To encourage such at-risk employees to come forward, Krmoyan proposes offering immigration incentives in the form of two legislative solutions: a new “W” visa for foreign FCPA whistleblowers and amendments to the existing S-5 “informant” visa to allow whistleblowers to seek protection. Similar incentives have been offered to foreign informants in organized crime and human trafficking operations, he notes.
“The prospect of immigrating to the U.S. can be especially appealing for foreign FCPA whistleblowers that risk losing their job with no retaliation protections in place or facing risk of more serious harm,” Krmoyan argues.
“No doubt, not every person in these circumstances will say ‘yes.’ However, more people would entertain the idea of reporting, compared to the status quo of no immigration incentives and a likelihood of retaliation, where many FCPA violations likely go unnoticed and the deterrent effect of the U.S. whistleblower regime is weakened.”
“Ken identifies a significant problem in international investigations of overseas bribery and discusses the varying national perceptions of whistleblowers,” Brewster said in her nomination. “He then provides a well thought out immigration-based solution that would partially address the issue. [T]he paper is an excellent explanation of the challenges facing foreign whistleblowers and provides an innovative policy solution.”

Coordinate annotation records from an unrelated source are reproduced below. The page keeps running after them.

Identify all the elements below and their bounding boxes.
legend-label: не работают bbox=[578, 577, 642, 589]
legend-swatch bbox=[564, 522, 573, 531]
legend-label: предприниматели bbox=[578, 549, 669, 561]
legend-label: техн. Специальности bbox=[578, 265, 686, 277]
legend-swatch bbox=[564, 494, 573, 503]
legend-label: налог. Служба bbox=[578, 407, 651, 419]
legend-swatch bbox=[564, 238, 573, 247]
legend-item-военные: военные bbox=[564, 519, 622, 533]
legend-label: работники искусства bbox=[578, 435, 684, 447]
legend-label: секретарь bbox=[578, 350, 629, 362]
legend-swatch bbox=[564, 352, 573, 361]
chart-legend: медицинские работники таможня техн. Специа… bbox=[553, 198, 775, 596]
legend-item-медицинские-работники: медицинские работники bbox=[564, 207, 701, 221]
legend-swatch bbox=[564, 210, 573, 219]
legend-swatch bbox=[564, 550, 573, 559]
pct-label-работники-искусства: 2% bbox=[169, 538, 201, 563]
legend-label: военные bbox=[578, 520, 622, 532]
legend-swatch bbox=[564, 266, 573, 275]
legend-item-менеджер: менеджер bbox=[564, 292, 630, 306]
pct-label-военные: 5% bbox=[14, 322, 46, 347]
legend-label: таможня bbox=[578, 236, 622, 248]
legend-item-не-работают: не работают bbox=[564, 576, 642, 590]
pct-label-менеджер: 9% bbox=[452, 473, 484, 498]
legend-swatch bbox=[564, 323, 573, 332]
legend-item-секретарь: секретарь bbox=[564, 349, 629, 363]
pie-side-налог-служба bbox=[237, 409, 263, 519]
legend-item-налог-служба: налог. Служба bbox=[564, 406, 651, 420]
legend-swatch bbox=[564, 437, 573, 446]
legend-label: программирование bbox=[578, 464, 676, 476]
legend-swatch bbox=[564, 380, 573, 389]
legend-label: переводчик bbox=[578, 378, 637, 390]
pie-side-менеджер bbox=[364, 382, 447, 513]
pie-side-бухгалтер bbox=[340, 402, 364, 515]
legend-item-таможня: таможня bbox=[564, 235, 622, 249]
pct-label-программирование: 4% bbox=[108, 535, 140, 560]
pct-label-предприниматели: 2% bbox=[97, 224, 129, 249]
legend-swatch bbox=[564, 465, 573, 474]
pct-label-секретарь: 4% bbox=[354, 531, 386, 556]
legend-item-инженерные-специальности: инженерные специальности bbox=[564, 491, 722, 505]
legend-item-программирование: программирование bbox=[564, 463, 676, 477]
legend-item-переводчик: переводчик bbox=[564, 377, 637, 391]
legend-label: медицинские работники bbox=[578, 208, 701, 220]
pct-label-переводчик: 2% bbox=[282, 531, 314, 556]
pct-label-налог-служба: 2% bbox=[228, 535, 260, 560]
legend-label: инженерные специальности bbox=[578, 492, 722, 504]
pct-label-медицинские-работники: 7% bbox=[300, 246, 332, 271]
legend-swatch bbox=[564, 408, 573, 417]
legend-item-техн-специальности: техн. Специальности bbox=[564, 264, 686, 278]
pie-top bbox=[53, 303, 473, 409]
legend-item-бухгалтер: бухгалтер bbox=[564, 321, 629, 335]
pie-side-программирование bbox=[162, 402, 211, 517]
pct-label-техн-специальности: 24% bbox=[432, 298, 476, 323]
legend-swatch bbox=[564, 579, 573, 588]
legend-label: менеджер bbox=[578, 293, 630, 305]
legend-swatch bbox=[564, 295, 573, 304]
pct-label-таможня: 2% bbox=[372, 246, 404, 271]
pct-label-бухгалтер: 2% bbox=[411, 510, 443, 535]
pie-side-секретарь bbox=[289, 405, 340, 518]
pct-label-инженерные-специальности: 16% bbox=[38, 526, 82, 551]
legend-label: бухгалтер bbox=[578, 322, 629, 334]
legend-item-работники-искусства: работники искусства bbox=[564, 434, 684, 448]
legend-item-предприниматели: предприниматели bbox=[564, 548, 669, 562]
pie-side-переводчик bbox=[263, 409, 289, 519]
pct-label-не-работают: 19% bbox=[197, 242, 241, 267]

Krmoyan noted that he was born and raised in Yerevan, Armenia, and moved to the U.S. after graduating from high school. He earned bachelor’s and master’s degrees at the University of Chicago and is an articles editor for the Duke Law Journal. The 2022 Jessup Cup winner, Krmoyan serves as Dean’s Cup Coordinator for Moot Court. He also served as judicial intern to Judge Christopher R. Cooper of the U.S. District Court for the District of Columbia and plans to join Simpson Thacher & Bartlett after leaving Duke Law.
“An immigration-focused solution came naturally to me thanks to my background,” Krmoyan said. “I have also been fortunate to take Professor Kate Evans’s U.S. Immigration and Nationality Law course and receive really useful feedback from her on my note. In a way, my piece is a combination of my interests in corporate criminal law and immigration law.”
“FCPA compliance and investigations are a big practice, and I’m fortunate to bring to the table my knowledge of this area of law, thanks to research for the piece,” he said.